Over the past 25 years, however, perceptions have shifted. The rise of knowledge-based businesses, which rely on retaining talent, has driven wider acceptance that the office has to work for people as much as they work within it, and also play a role in facilitating employee productivity.
Greater emphasis has been put on knowledge exchange and collaboration within the office, leading to a dramatic increase in the provision of social and meeting spaces said to help the sharing of ideas and improve employee morale and wellbeing.
Another concurrent shift has been a switch in focus by organisations from concentrating on the isolated cost of the office to efficiency. Technology – particularly the advances made in the past 15 years – has enabled us to work from almost anywhere, at any time, but strangely this has not resulted in a bounce in economic productivity.
Making the workplace more productive will be a key challenge over the next 25 years, but obtaining better data should provide a significant boost to finding a solution. Through advances in technology, buildings will allow us to monitor how they are being used, where the pockets of intensity are, and conversely where are the bottlenecks to productivity.
Perhaps controversially, this could result in a removal of some office social spaces. Noise levels are increasingly having an impact on worker productivity, as our recent What Workers Want survey proved, and it’s untenable that workers should resort to working from home in order to get work done.
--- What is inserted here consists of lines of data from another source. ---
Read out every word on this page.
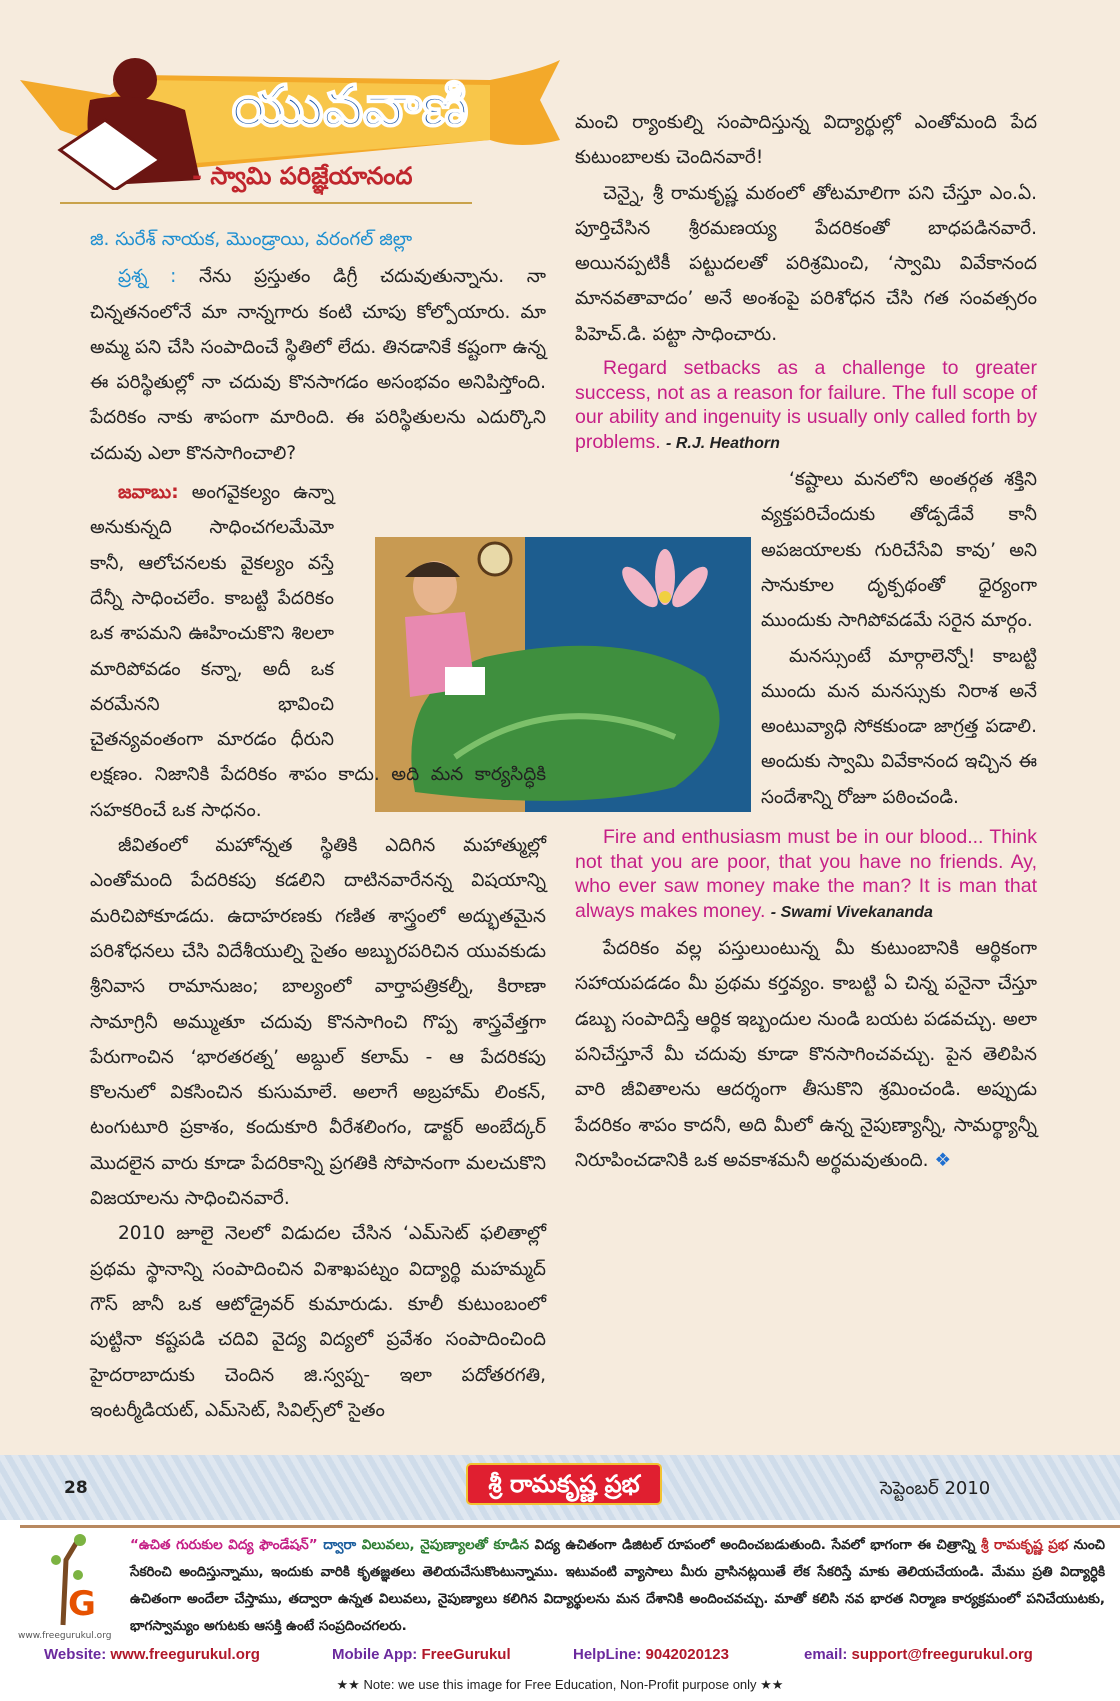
యువవాణి
- స్వామి పరిజ్ఞేయానంద
జి. సురేశ్ నాయక, మొండ్రాయి, వరంగల్ జిల్లా

ప్రశ్న : నేను ప్రస్తుతం డిగ్రీ చదువుతున్నాను. నా చిన్నతనంలోనే మా నాన్నగారు కంటి చూపు కోల్పోయారు. మా అమ్మ పని చేసి సంపాదించే స్థితిలో లేదు. తినడానికే కష్టంగా ఉన్న ఈ పరిస్థితుల్లో నా చదువు కొనసాగడం అసంభవం అనిపిస్తోంది. పేదరికం నాకు శాపంగా మారింది. ఈ పరిస్థితులను ఎదుర్కొని చదువు ఎలా కొనసాగించాలి?

జవాబు: అంగవైకల్యం ఉన్నా అనుకున్నది సాధించగలమేమో కానీ, ఆలోచనలకు వైకల్యం వస్తే దేన్నీ సాధించలేం. కాబట్టి పేదరికం ఒక శాపమని ఊహించుకొని శిలలా మారిపోవడం కన్నా, అదీ ఒక వరమేనని భావించి చైతన్యవంతంగా మారడం ధీరుని లక్షణం. నిజానికి పేదరికం శాపం కాదు. అది మన కార్యసిద్ధికి సహకరించే ఒక సాధనం.

జీవితంలో మహోన్నత స్థితికి ఎదిగిన మహాత్ముల్లో ఎంతోమంది పేదరికపు కడలిని దాటినవారేనన్న విషయాన్ని మరిచిపోకూడదు. ఉదాహరణకు గణిత శాస్త్రంలో అద్భుతమైన పరిశోధనలు చేసి విదేశీయుల్ని సైతం అబ్బురపరిచిన యువకుడు శ్రీనివాస రామానుజం; బాల్యంలో వార్తాపత్రికల్నీ, కిరాణా సామాగ్రినీ అమ్ముతూ చదువు కొనసాగించి గొప్ప శాస్త్రవేత్తగా పేరుగాంచిన ‘భారతరత్న’ అబ్దుల్ కలామ్ - ఆ పేదరికపు కొలనులో వికసించిన కుసుమాలే. అలాగే అబ్రహామ్ లింకన్, టంగుటూరి ప్రకాశం, కందుకూరి వీరేశలింగం, డాక్టర్ అంబేద్కర్ మొదలైన వారు కూడా పేదరికాన్ని ప్రగతికి సోపానంగా మలచుకొని విజయాలను సాధించినవారే.

2010 జూలై నెలలో విడుదల చేసిన ‘ఎమ్‌సెట్ ఫలితాల్లో ప్రథమ స్థానాన్ని సంపాదించిన విశాఖపట్నం విద్యార్థి మహమ్మద్ గౌస్ జానీ ఒక ఆటోడ్రైవర్ కుమారుడు. కూలీ కుటుంబంలో పుట్టినా కష్టపడి చదివి వైద్య విద్యలో ప్రవేశం సంపాదించింది హైదరాబాదుకు చెందిన జి.స్వప్న- ఇలా పదోతరగతి, ఇంటర్మీడియట్, ఎమ్‌సెట్, సివిల్స్‌లో సైతం

మంచి ర్యాంకుల్ని సంపాదిస్తున్న విద్యార్థుల్లో ఎంతోమంది పేద కుటుంబాలకు చెందినవారే!

చెన్నై, శ్రీ రామకృష్ణ మఠంలో తోటమాలిగా పని చేస్తూ ఎం.ఏ. పూర్తిచేసిన శ్రీరమణయ్య పేదరికంతో బాధపడినవారే. అయినప్పటికీ పట్టుదలతో పరిశ్రమించి, ‘స్వామి వివేకానంద మానవతావాదం’ అనే అంశంపై పరిశోధన చేసి గత సంవత్సరం పిహెచ్.డి. పట్టా సాధించారు.

Regard setbacks as a challenge to greater success, not as a reason for failure. The full scope of our ability and ingenuity is usually only called forth by problems. - R.J. Heathorn

‘కష్టాలు మనలోని అంతర్గత శక్తిని వ్యక్తపరిచేందుకు తోడ్పడేవే కానీ అపజయాలకు గురిచేసేవి కావు’ అని సానుకూల దృక్పథంతో ధైర్యంగా ముందుకు సాగిపోవడమే సరైన మార్గం.

మనస్సుంటే మార్గాలెన్నో! కాబట్టి ముందు మన మనస్సుకు నిరాశ అనే అంటువ్యాధి సోకకుండా జాగ్రత్త పడాలి. అందుకు స్వామి వివేకానంద ఇచ్చిన ఈ సందేశాన్ని రోజూ పఠించండి.

Fire and enthusiasm must be in our blood... Think not that you are poor, that you have no friends. Ay, who ever saw money make the man? It is man that always makes money. - Swami Vivekananda

పేదరికం వల్ల పస్తులుంటున్న మీ కుటుంబానికి ఆర్థికంగా సహాయపడడం మీ ప్రథమ కర్తవ్యం. కాబట్టి ఏ చిన్న పనైనా చేస్తూ డబ్బు సంపాదిస్తే ఆర్థిక ఇబ్బందుల నుండి బయట పడవచ్చు. అలా పనిచేస్తూనే మీ చదువు కూడా కొనసాగించవచ్చు. పైన తెలిపిన వారి జీవితాలను ఆదర్శంగా తీసుకొని శ్రమించండి. అప్పుడు పేదరికం శాపం కాదనీ, అది మీలో ఉన్న నైపుణ్యాన్నీ, సామర్థ్యాన్నీ నిరూపించడానికి ఒక అవకాశమనీ అర్థమవుతుంది. ❖

28	శ్రీ రామకృష్ణ ప్రభ	సెప్టెంబర్ 2010
G
www.freegurukul.org
“ఉచిత గురుకుల విద్య ఫౌండేషన్” ద్వారా విలువలు, నైపుణ్యాలతో కూడిన విద్య ఉచితంగా డిజిటల్ రూపంలో అందించబడుతుంది. సేవలో భాగంగా ఈ చిత్రాన్ని శ్రీ రామకృష్ణ ప్రభ నుంచి సేకరించి అందిస్తున్నాము, ఇందుకు వారికి కృతజ్ఞతలు తెలియచేసుకొంటున్నాము. ఇటువంటి వ్యాసాలు మీరు వ్రాసినట్లయితే లేక సేకరిస్తే మాకు తెలియచేయండి. మేము ప్రతి విద్యార్ధికి ఉచితంగా అందేలా చేస్తాము, తద్వారా ఉన్నత విలువలు, నైపుణ్యాలు కలిగిన విద్యార్థులను మన దేశానికి అందించవచ్చు. మాతో కలిసి నవ భారత నిర్మాణ కార్యక్రమంలో పనిచేయుటకు, భాగస్వామ్యం అగుటకు ఆసక్తి ఉంటే సంప్రదించగలరు.
Website: www.freegurukul.org	Mobile App: FreeGurukul	HelpLine: 9042020123	email: support@freegurukul.org
★★ Note: we use this image for Free Education, Non-Profit purpose only ★★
Advances in materials and technology should hopefully contribute some solutions to this problem, but perhaps we also need to look again at whether today’s office is too dense, or whether more priority needs to be placed on providing quiet, task-based working areas above social areas.
Getting the balance right will be key to the productivity conundrum, and thereby allow us to provide higher performing offices that deliver the best possible value to both their occupiers and investors.